Les amateurs de podcast connaissent peut-être déjà son émission, « Comme un poisson dans l’eau ». Dans la lignée de son travail sonore, le militant Victor Duran-Le Peuch propose un essai décortiquant 48 idées fausses sur l’antispécisme. Des plus banales et récurrentes — « L’humain est fait pour être carnivore, voyons ! » — aux plus spécifiques, parfois entendues dans le monde écolo — « On a le droit de tuer les animaux, puisqu’on leur donne la vie » ou encore « La pensée du vivant est compatible avec l’antispécisme ».
Ainsi, on constate au fur et à mesure de la lecture que de nombreux concepts, comme celui du « vivant », populaire parmi les militants écologistes, occultent totalement les rapports de domination entre humains et non-humains. « Cet éloge du “changement de regard” prétend dépasser l’anthropocentrisme mais le véhicule sous une forme nouvelle : il semble parfois faire de la transformation de notre sensibilité la finalité première, au détriment de toute action pour vraiment mettre fin aux violences subies », écrit Victor Duran-Le Peuch.
Si l’ouvrage peut paraître dense et complexe au premier abord, les exemples concrets cités aident à rendre la lecture fluide, pour les militants antispécistes aguerris comme les curieux du premier jour.
|
En finir avec les idées fausses sur l’antispécisme, de Victor Duran-Le Peuch, aux Éditions de l’Atelier, 3 octobre 2025, 404 p., 13,50 euros. |
• « L’adieu à la viande, la grande histoire des végétariens »
Qui a osé dire que le refus de manger de la viande était une lutte occidentale et récente ? Dans ce film documentaire — disponible sur Arte.tv du 15 novembre au 21 janvier 2026, et diffusé à la télévision le 22 novembre — le réalisateur Martin Blanchard retrace la longue histoire du végétarisme.
Nous voilà plongés dans l’Inde d’il y a 2 600 ans, auprès des communautés non violentes jaïns, qui s’engagent à faire le moins de mal possible à autrui ; puis dans la Grèce antique où Plutarque s’indigne du sort réservé aux animaux.
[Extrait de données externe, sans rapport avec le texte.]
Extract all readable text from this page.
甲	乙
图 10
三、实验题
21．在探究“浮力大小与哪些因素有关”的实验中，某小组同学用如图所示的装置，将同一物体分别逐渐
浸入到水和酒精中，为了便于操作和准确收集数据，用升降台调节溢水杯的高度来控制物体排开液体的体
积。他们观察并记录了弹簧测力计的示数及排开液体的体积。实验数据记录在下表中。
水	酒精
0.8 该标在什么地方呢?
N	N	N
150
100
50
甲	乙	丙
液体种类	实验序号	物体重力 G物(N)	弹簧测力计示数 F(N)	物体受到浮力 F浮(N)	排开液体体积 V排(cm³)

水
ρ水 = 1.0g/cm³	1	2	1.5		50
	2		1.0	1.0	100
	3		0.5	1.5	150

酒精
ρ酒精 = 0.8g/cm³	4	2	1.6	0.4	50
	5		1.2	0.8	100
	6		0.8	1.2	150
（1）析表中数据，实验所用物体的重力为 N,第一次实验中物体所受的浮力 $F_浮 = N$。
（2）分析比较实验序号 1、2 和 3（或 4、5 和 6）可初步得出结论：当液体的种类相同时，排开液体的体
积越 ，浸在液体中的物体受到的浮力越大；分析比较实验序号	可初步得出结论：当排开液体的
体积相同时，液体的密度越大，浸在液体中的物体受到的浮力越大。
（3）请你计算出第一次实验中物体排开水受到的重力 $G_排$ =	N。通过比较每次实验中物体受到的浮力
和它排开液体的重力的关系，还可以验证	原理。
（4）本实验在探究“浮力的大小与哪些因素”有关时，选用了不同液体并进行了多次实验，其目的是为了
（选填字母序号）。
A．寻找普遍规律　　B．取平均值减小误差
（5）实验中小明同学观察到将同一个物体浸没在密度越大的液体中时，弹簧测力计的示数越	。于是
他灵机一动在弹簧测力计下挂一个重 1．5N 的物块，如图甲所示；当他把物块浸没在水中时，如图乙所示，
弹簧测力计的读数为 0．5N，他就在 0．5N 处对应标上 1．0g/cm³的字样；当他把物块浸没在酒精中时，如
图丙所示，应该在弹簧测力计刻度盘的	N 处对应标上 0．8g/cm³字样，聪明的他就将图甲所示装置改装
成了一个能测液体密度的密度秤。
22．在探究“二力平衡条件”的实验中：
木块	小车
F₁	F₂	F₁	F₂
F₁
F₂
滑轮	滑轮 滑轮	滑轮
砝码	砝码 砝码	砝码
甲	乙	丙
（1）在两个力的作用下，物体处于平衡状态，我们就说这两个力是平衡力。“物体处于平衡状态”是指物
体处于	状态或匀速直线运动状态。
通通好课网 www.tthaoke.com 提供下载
Tout au long de ce voyage passionnant, on constate que le végétarisme est loin du cliché qu’on essaie parfois de lui accoler — une « tendance à la mode » dans les pays riches — mais constitue bien une réflexion de fond, menée par de nombreuses personnes depuis longtemps.
On regrette toutefois que certaines communautés soient absentes du film (quid des partisans du régime Ital dans le mouvement rastafari, par exemple ?) ainsi que ce focus sur la viande, sans jamais mentionner que les autres produits d’origine animale (les laitages, les œufs…) contribuent eux aussi à l’exploitation et au meurtre des animaux. La lutte antispéciste n’est ainsi jamais évoquée : un peu dommage.
L’adieu à la viande, la grande histoire des végétariens, documentaire Arte de Martin Blanchard, 15 novembre 2025.